Approfondisce Francesco De Giorgio, biologo ed etologo “Bisogna capire di quali lupi e di quali cani stiamo parlando, in quali contesti si verificano questi episodi, quali sono le attività, le abitudini e la mal pratica che coincidono con essi o che, quantomeno, ne rendono più probabile il verificarsi, quali sono piuttosto le responsabilità della società umana, invece che addossare unicamente la colpa ai lupi. Gruppi di lupi diversi hanno diverse culture, basate sulle singole soggettività di ogni gruppo, un gruppo può avere una cultura neutra rispetto ai cani, un altro può sviluppare una cultura di competizione con i cani, un altro può avere una tendenza predatoria opportunistica verso essi”.

“I cani utilizzati nella caccia, possono avere un impatto maggiore sulle dinamiche naturali, – prosegue Francesco De Giorgio –  sottoponendo lupi e altri selvatici, ad un elevato livello di disturbo e stress che può scatenare in alcuni gruppi di lupi o singoli individui, una reazione né competitiva né predatoria, ma di difesa territoriale, oltre che di controllo ed eliminazione del disturbo. Questo vale anche per quei cani che vengono mal gestiti, ma anche mal compresi e in definitiva negati dagli umani, come quelli legati a catena nelle campagne, ma anche quelli che vivono in città liberati in natura senza cognizione di causa. In più nelle campagne ci sono diverse mal pratiche legate alla gestione del cibo, che spesso viene lasciato fuori, a disposizione non solo dei cani ma anche dei selvatici”.

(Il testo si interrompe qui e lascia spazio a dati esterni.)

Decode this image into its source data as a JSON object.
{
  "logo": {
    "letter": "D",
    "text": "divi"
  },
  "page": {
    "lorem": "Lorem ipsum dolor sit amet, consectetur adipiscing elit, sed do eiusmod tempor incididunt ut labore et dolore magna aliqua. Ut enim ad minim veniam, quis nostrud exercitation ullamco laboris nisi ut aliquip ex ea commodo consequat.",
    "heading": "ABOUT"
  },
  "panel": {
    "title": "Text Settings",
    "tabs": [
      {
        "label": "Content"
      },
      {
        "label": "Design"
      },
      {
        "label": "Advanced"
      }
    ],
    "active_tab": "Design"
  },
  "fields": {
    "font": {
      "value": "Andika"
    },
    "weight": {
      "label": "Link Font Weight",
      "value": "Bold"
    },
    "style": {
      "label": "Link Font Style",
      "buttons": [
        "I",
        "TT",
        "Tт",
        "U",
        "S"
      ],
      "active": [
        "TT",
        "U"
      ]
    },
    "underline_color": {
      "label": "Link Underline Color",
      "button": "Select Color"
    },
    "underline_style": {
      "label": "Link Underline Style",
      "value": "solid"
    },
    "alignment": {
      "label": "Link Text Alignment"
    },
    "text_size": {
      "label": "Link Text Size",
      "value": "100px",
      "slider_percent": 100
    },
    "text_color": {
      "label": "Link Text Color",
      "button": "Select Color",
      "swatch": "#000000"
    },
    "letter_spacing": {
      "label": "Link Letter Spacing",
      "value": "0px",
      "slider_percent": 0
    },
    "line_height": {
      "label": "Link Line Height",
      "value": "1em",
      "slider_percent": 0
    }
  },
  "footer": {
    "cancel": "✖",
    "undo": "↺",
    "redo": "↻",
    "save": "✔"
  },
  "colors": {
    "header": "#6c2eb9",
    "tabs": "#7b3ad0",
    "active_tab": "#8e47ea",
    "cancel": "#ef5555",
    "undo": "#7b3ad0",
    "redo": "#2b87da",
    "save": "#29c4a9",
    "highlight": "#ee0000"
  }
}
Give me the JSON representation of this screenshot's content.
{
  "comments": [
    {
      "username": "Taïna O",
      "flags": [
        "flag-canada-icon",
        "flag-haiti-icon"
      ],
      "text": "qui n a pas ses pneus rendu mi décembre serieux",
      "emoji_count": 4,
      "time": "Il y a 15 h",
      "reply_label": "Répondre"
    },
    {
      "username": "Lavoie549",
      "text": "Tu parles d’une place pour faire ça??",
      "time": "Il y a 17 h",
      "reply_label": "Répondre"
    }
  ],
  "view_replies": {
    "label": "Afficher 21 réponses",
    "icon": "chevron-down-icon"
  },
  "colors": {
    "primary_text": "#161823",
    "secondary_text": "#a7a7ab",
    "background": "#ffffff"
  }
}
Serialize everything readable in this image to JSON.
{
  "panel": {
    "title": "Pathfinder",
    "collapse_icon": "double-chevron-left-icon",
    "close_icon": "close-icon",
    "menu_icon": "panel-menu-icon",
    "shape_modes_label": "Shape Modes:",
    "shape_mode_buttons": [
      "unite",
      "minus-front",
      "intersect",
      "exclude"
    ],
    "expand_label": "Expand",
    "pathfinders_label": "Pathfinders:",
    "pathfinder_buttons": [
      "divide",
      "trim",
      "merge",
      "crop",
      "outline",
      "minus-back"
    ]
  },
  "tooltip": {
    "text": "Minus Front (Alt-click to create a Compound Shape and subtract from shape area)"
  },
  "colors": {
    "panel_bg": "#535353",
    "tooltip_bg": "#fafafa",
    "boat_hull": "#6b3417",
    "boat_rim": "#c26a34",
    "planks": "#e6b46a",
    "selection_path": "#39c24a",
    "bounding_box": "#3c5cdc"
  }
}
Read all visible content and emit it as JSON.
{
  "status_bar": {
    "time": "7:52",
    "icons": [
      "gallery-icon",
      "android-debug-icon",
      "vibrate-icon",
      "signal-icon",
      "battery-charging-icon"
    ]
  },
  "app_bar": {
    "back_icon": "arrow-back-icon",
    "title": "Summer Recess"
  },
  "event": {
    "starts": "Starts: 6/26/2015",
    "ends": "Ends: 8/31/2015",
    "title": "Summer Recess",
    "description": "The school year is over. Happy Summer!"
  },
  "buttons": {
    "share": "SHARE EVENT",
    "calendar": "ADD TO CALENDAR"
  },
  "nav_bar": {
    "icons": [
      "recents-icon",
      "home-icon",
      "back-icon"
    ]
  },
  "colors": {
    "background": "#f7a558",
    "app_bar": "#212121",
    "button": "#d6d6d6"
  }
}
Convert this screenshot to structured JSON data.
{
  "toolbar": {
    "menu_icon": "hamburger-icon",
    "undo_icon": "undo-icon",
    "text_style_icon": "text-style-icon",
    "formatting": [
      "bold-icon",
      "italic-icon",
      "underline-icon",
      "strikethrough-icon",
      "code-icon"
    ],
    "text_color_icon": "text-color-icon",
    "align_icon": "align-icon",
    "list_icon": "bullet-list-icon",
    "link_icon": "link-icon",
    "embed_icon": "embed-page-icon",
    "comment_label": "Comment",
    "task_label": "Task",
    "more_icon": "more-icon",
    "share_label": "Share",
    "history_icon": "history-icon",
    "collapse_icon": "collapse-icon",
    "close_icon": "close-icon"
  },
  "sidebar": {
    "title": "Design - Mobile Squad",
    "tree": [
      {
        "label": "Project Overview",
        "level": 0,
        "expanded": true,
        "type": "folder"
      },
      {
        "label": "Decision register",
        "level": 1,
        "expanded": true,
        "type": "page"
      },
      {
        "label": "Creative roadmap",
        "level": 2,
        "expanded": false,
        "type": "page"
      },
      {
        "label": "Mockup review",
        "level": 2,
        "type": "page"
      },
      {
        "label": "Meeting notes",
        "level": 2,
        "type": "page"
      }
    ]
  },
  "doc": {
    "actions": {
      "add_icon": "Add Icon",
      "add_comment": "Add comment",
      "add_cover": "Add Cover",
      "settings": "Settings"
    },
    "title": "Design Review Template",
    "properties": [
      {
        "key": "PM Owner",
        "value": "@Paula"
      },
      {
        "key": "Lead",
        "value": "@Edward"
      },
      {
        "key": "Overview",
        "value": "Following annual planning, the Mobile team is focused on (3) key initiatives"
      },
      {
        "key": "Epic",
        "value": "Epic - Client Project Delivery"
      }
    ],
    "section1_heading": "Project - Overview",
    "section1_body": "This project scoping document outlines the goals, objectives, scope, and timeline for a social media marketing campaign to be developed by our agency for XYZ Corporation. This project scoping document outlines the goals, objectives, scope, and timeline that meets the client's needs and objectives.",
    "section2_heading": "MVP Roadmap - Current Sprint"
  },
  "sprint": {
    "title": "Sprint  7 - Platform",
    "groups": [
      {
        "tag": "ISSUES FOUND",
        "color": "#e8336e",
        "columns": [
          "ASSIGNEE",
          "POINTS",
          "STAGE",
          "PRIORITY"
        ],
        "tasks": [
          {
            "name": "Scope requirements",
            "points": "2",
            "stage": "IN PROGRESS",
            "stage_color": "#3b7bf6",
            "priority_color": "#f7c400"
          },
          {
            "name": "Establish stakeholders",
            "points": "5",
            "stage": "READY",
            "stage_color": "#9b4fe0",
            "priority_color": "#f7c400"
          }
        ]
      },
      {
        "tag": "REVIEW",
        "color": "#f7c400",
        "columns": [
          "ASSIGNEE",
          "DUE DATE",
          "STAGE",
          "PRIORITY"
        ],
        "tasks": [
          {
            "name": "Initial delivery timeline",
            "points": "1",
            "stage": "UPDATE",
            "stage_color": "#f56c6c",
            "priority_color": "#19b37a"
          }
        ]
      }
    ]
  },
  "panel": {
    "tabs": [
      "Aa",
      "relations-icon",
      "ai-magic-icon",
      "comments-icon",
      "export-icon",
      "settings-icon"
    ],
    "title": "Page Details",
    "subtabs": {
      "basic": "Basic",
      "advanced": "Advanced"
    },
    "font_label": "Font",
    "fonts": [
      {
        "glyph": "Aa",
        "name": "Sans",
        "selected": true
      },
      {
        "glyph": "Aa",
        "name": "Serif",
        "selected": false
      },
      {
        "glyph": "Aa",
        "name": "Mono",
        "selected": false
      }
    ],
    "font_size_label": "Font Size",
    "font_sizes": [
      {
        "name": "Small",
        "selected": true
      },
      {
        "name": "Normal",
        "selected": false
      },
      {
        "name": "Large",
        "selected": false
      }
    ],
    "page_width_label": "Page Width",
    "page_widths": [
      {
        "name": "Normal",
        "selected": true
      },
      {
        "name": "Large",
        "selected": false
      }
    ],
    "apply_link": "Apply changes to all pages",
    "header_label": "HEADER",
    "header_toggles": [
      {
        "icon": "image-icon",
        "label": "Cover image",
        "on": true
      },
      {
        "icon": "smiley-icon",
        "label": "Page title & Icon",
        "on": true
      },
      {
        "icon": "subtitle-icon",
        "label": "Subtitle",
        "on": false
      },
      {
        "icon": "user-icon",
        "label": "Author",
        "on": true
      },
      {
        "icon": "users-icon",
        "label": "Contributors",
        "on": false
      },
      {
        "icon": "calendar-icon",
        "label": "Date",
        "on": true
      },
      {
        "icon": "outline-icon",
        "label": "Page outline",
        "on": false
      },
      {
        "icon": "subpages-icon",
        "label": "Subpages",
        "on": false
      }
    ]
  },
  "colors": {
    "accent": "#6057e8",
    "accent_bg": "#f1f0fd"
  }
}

In conclusione non sono i lupi che vanno controllati “ma le attività antropiche, anche perché oltre che essere notoriamente indicatori e promotori di un ambiente naturale sano, i lupi rappresentano anche le migliori difese contro la diffusione di patogeni, come nel caso della peste suina africana e quindi andrebbero aumentati maggiormente i livelli di protezione.”